Saat dari ujung ke ujung pulau Jawa tersambung jalan tol dua tahun lagi – insyaAllah, setiap lahan yang diproduktifkan akan memiliki akses pasar yang jauh lebih mudah. Buah segar yang diproduksi di kebun kita di Tanjung Lesung – ujung barat Jawa misalnya, insyaallah bisa sampai di Jakarta dalam dua jam – dan tanah-tanah di Tanjung Lesung ini masih mungkin kita selamatkan sekarang , agar tetap menjadi tanah-tanah pertanian – bukan melulu menjadi daerah wisata.

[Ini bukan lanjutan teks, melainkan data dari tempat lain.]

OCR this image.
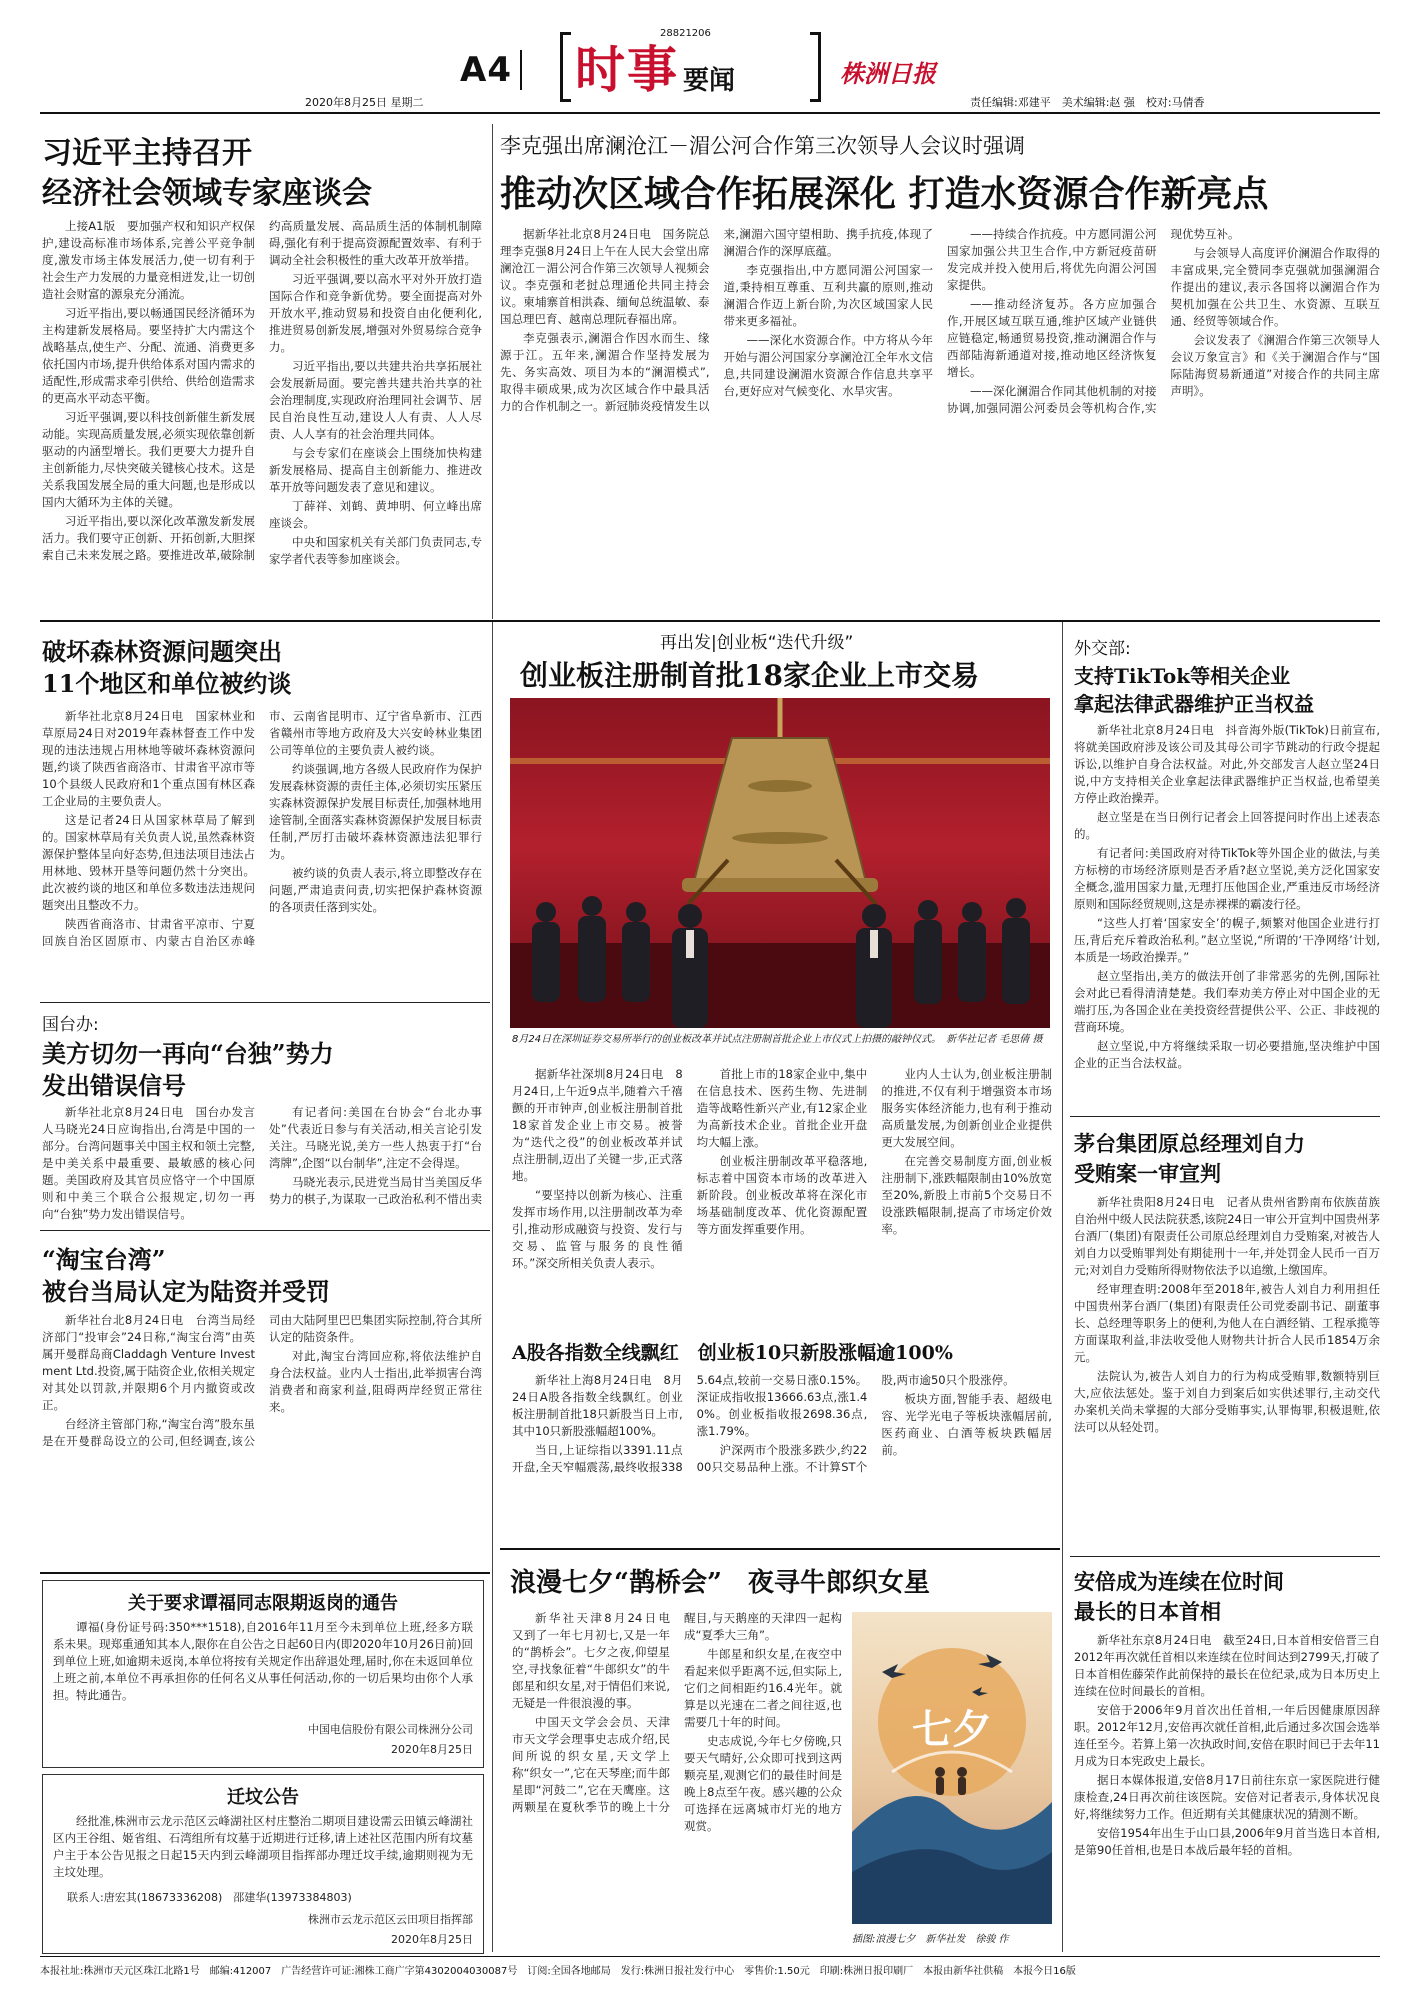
2020年8月25日 星期二
A4 时事 要闻
28821206
株洲日报
责任编辑:邓建平　美术编辑:赵 强　校对:马倩香
习近平主持召开
经济社会领域专家座谈会

上接A1版　要加强产权和知识产权保护,建设高标准市场体系,完善公平竞争制度,激发市场主体发展活力,使一切有利于社会生产力发展的力量竞相迸发,让一切创造社会财富的源泉充分涌流。

习近平指出,要以畅通国民经济循环为主构建新发展格局。要坚持扩大内需这个战略基点,使生产、分配、流通、消费更多依托国内市场,提升供给体系对国内需求的适配性,形成需求牵引供给、供给创造需求的更高水平动态平衡。

习近平强调,要以科技创新催生新发展动能。实现高质量发展,必须实现依靠创新驱动的内涵型增长。我们更要大力提升自主创新能力,尽快突破关键核心技术。这是关系我国发展全局的重大问题,也是形成以国内大循环为主体的关键。

习近平指出,要以深化改革激发新发展活力。我们要守正创新、开拓创新,大胆探索自己未来发展之路。要推进改革,破除制约高质量发展、高品质生活的体制机制障碍,强化有利于提高资源配置效率、有利于调动全社会积极性的重大改革开放举措。

习近平强调,要以高水平对外开放打造国际合作和竞争新优势。要全面提高对外开放水平,推动贸易和投资自由化便利化,推进贸易创新发展,增强对外贸易综合竞争力。

习近平指出,要以共建共治共享拓展社会发展新局面。要完善共建共治共享的社会治理制度,实现政府治理同社会调节、居民自治良性互动,建设人人有责、人人尽责、人人享有的社会治理共同体。

与会专家们在座谈会上围绕加快构建新发展格局、提高自主创新能力、推进改革开放等问题发表了意见和建议。

丁薛祥、刘鹤、黄坤明、何立峰出席座谈会。

中央和国家机关有关部门负责同志,专家学者代表等参加座谈会。

李克强出席澜沧江－湄公河合作第三次领导人会议时强调
推动次区域合作拓展深化 打造水资源合作新亮点

据新华社北京8月24日电　国务院总理李克强8月24日上午在人民大会堂出席澜沧江－湄公河合作第三次领导人视频会议。李克强和老挝总理通伦共同主持会议。柬埔寨首相洪森、缅甸总统温敏、泰国总理巴育、越南总理阮春福出席。

李克强表示,澜湄合作因水而生、缘源于江。五年来,澜湄合作坚持发展为先、务实高效、项目为本的“澜湄模式”,取得丰硕成果,成为次区域合作中最具活力的合作机制之一。新冠肺炎疫情发生以来,澜湄六国守望相助、携手抗疫,体现了澜湄合作的深厚底蕴。

李克强指出,中方愿同湄公河国家一道,秉持相互尊重、互利共赢的原则,推动澜湄合作迈上新台阶,为次区域国家人民带来更多福祉。

——深化水资源合作。中方将从今年开始与湄公河国家分享澜沧江全年水文信息,共同建设澜湄水资源合作信息共享平台,更好应对气候变化、水旱灾害。

——持续合作抗疫。中方愿同湄公河国家加强公共卫生合作,中方新冠疫苗研发完成并投入使用后,将优先向湄公河国家提供。

——推动经济复苏。各方应加强合作,开展区域互联互通,维护区域产业链供应链稳定,畅通贸易投资,推动澜湄合作与西部陆海新通道对接,推动地区经济恢复增长。

——深化澜湄合作同其他机制的对接协调,加强同湄公河委员会等机构合作,实现优势互补。

与会领导人高度评价澜湄合作取得的丰富成果,完全赞同李克强就加强澜湄合作提出的建议,表示各国将以澜湄合作为契机加强在公共卫生、水资源、互联互通、经贸等领域合作。

会议发表了《澜湄合作第三次领导人会议万象宣言》和《关于澜湄合作与“国际陆海贸易新通道”对接合作的共同主席声明》。

破坏森林资源问题突出
11个地区和单位被约谈

新华社北京8月24日电　国家林业和草原局24日对2019年森林督查工作中发现的违法违规占用林地等破坏森林资源问题,约谈了陕西省商洛市、甘肃省平凉市等10个县级人民政府和1个重点国有林区森工企业局的主要负责人。

这是记者24日从国家林草局了解到的。国家林草局有关负责人说,虽然森林资源保护整体呈向好态势,但违法项目违法占用林地、毁林开垦等问题仍然十分突出。此次被约谈的地区和单位多数违法违规问题突出且整改不力。

陕西省商洛市、甘肃省平凉市、宁夏回族自治区固原市、内蒙古自治区赤峰市、云南省昆明市、辽宁省阜新市、江西省赣州市等地方政府及大兴安岭林业集团公司等单位的主要负责人被约谈。

约谈强调,地方各级人民政府作为保护发展森林资源的责任主体,必须切实压紧压实森林资源保护发展目标责任,加强林地用途管制,全面落实森林资源保护发展目标责任制,严厉打击破坏森林资源违法犯罪行为。

被约谈的负责人表示,将立即整改存在问题,严肃追责问责,切实把保护森林资源的各项责任落到实处。

国台办:
美方切勿一再向“台独”势力
发出错误信号

新华社北京8月24日电　国台办发言人马晓光24日应询指出,台湾是中国的一部分。台湾问题事关中国主权和领土完整,是中美关系中最重要、最敏感的核心问题。美国政府及其官员应恪守一个中国原则和中美三个联合公报规定,切勿一再向“台独”势力发出错误信号。

有记者问:美国在台协会“台北办事处”代表近日参与有关活动,相关言论引发关注。马晓光说,美方一些人热衷于打“台湾牌”,企图“以台制华”,注定不会得逞。

马晓光表示,民进党当局甘当美国反华势力的棋子,为谋取一己政治私利不惜出卖

“淘宝台湾”
被台当局认定为陆资并受罚

新华社台北8月24日电　台湾当局经济部门“投审会”24日称,“淘宝台湾”由英属开曼群岛商Claddagh Venture Investment Ltd.投资,属于陆资企业,依相关规定对其处以罚款,并限期6个月内撤资或改正。

台经济主管部门称,“淘宝台湾”股东虽是在开曼群岛设立的公司,但经调查,该公司由大陆阿里巴巴集团实际控制,符合其所认定的陆资条件。

对此,淘宝台湾回应称,将依法维护自身合法权益。业内人士指出,此举损害台湾消费者和商家利益,阻碍两岸经贸正常往来。

关于要求谭福同志限期返岗的通告

谭福(身份证号码:350***1518),自2016年11月至今未到单位上班,经多方联系未果。现郑重通知其本人,限你在自公告之日起60日内(即2020年10月26日前)回到单位上班,如逾期未返岗,本单位将按有关规定作出辞退处理,届时,你在未返回单位上班之前,本单位不再承担你的任何名义从事任何活动,你的一切后果均由你个人承担。特此通告。

中国电信股份有限公司株洲分公司
2020年8月25日
迁坟公告

经批准,株洲市云龙示范区云峰湖社区村庄整治二期项目建设需云田镇云峰湖社区内王谷组、姬省组、石湾组所有坟墓于近期进行迁移,请上述社区范围内所有坟墓户主于本公告见报之日起15天内到云峰湖项目指挥部办理迁坟手续,逾期则视为无主坟处理。

联系人:唐宏其(18673336208)　邵建华(13973384803)
株洲市云龙示范区云田项目指挥部
2020年8月25日
再出发|创业板“迭代升级”
创业板注册制首批18家企业上市交易
8月24日在深圳证券交易所举行的创业板改革并试点注册制首批企业上市仪式上拍摄的敲钟仪式。　新华社记者 毛思倩 摄

据新华社深圳8月24日电　8月24日,上午近9点半,随着六千禧颤的开市钟声,创业板注册制首批18家首发企业上市交易。被誉为“迭代之役”的创业板改革并试点注册制,迈出了关键一步,正式落地。

“要坚持以创新为核心、注重发挥市场作用,以注册制改革为牵引,推动形成融资与投资、发行与交易、监管与服务的良性循环。”深交所相关负责人表示。

首批上市的18家企业中,集中在信息技术、医药生物、先进制造等战略性新兴产业,有12家企业为高新技术企业。首批企业开盘均大幅上涨。

创业板注册制改革平稳落地,标志着中国资本市场的改革进入新阶段。创业板改革将在深化市场基础制度改革、优化资源配置等方面发挥重要作用。

业内人士认为,创业板注册制的推进,不仅有利于增强资本市场服务实体经济能力,也有利于推动高质量发展,为创新创业企业提供更大发展空间。

在完善交易制度方面,创业板注册制下,涨跌幅限制由10%放宽至20%,新股上市前5个交易日不设涨跌幅限制,提高了市场定价效率。

A股各指数全线飘红　创业板10只新股涨幅逾100%

新华社上海8月24日电　8月24日A股各指数全线飘红。创业板注册制首批18只新股当日上市,其中10只新股涨幅超100%。

当日,上证综指以3391.11点开盘,全天窄幅震荡,最终收报3385.64点,较前一交易日涨0.15%。深证成指收报13666.63点,涨1.40%。创业板指收报2698.36点,涨1.79%。

沪深两市个股涨多跌少,约2200只交易品种上涨。不计算ST个股,两市逾50只个股涨停。

板块方面,智能手表、超级电容、光学光电子等板块涨幅居前,医药商业、白酒等板块跌幅居前。

浪漫七夕“鹊桥会”　夜寻牛郎织女星

新华社天津8月24日电　又到了一年七月初七,又是一年的“鹊桥会”。七夕之夜,仰望星空,寻找象征着“牛郎织女”的牛郎星和织女星,对于情侣们来说,无疑是一件很浪漫的事。

中国天文学会会员、天津市天文学会理事史志成介绍,民间所说的织女星,天文学上称“织女一”,它在天琴座;而牛郎星即“河鼓二”,它在天鹰座。这两颗星在夏秋季节的晚上十分醒目,与天鹅座的天津四一起构成“夏季大三角”。

牛郎星和织女星,在夜空中看起来似乎距离不远,但实际上,它们之间相距约16.4光年。就算是以光速在二者之间往返,也需要几十年的时间。

史志成说,今年七夕傍晚,只要天气晴好,公众即可找到这两颗亮星,观测它们的最佳时间是晚上8点至午夜。感兴趣的公众可选择在远离城市灯光的地方观赏。

七夕
插图:浪漫七夕　新华社发　徐骏 作
外交部:
支持TikTok等相关企业
拿起法律武器维护正当权益

新华社北京8月24日电　抖音海外版(TikTok)日前宣布,将就美国政府涉及该公司及其母公司字节跳动的行政令提起诉讼,以维护自身合法权益。对此,外交部发言人赵立坚24日说,中方支持相关企业拿起法律武器维护正当权益,也希望美方停止政治操弄。

赵立坚是在当日例行记者会上回答提问时作出上述表态的。

有记者问:美国政府对待TikTok等外国企业的做法,与美方标榜的市场经济原则是否矛盾?赵立坚说,美方泛化国家安全概念,滥用国家力量,无理打压他国企业,严重违反市场经济原则和国际经贸规则,这是赤裸裸的霸凌行径。

“这些人打着‘国家安全’的幌子,频繁对他国企业进行打压,背后充斥着政治私利。”赵立坚说,“所谓的‘干净网络’计划,本质是一场政治操弄。”

赵立坚指出,美方的做法开创了非常恶劣的先例,国际社会对此已看得清清楚楚。我们奉劝美方停止对中国企业的无端打压,为各国企业在美投资经营提供公平、公正、非歧视的营商环境。

赵立坚说,中方将继续采取一切必要措施,坚决维护中国企业的正当合法权益。

茅台集团原总经理刘自力
受贿案一审宣判

新华社贵阳8月24日电　记者从贵州省黔南布依族苗族自治州中级人民法院获悉,该院24日一审公开宣判中国贵州茅台酒厂(集团)有限责任公司原总经理刘自力受贿案,对被告人刘自力以受贿罪判处有期徒刑十一年,并处罚金人民币一百万元;对刘自力受贿所得财物依法予以追缴,上缴国库。

经审理查明:2008年至2018年,被告人刘自力利用担任中国贵州茅台酒厂(集团)有限责任公司党委副书记、副董事长、总经理等职务上的便利,为他人在白酒经销、工程承揽等方面谋取利益,非法收受他人财物共计折合人民币1854万余元。

法院认为,被告人刘自力的行为构成受贿罪,数额特别巨大,应依法惩处。鉴于刘自力到案后如实供述罪行,主动交代办案机关尚未掌握的大部分受贿事实,认罪悔罪,积极退赃,依法可以从轻处罚。

安倍成为连续在位时间
最长的日本首相

新华社东京8月24日电　截至24日,日本首相安倍晋三自2012年再次就任首相以来连续在位时间达到2799天,打破了日本首相佐藤荣作此前保持的最长在位纪录,成为日本历史上连续在位时间最长的首相。

安倍于2006年9月首次出任首相,一年后因健康原因辞职。2012年12月,安倍再次就任首相,此后通过多次国会选举连任至今。若算上第一次执政时间,安倍在职时间已于去年11月成为日本宪政史上最长。

据日本媒体报道,安倍8月17日前往东京一家医院进行健康检查,24日再次前往该医院。安倍对记者表示,身体状况良好,将继续努力工作。但近期有关其健康状况的猜测不断。

安倍1954年出生于山口县,2006年9月首当选日本首相,是第90任首相,也是日本战后最年轻的首相。

本报社址:株洲市天元区珠江北路1号　邮编:412007　广告经营许可证:湘株工商广字第4302004030087号　订阅:全国各地邮局　发行:株洲日报社发行中心　零售价:1.50元　印刷:株洲日报印刷厂　本报由新华社供稿　本报今日16版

Saat itu Gunung Kidul – yang ada di tengah pulai Jawa – tetapi memiliki curah hujan yang  relatif rendah, masih dapat menjadi sentra produksi biji-bijian yang tahan tanah kering seperti sorghum – untuk mensupply kebutuhan industri pakan ternak sepanjang Jawa. Banyuwangi – ujung timur Jawa - yang banyak memiliki kebun-kebun yang indah akan menjadi daerah yang mudah dijangkau, sehingga bukan hanya industri wisatanya tumbuh – dia bisa menjadi penyangga produksi buah dan sayur bagi wilayah Jawa lainnya.

Demikian pula daerah sepanjang pantai selatan Jawa – yang dahulu belum tersinggahi oleh perjalanan para wali yang lebih banyak menyisir pantai utara – era tol lingkar selatan Jawa akan memungkinkan untuk menjadi sumber kemakmuran baru, lagi-lagi bila penduduknya tetap dalam kondisi beriman dan bertakwa –  hanya takut kepada Allah dan bukannya takut ke nyi Roro Kidul !

Inilah bumi Jawa – bumina para wali (wali songo) – yang seperti bagian bumi lainnya  dijanjikan oleh Allah akan diwariskan kepada hambanya yang beriman dan beramal sholeh. Tidakkah kita ingin menjadi bagian dari umat yang akan mewarisi ini ? InsyaAllah.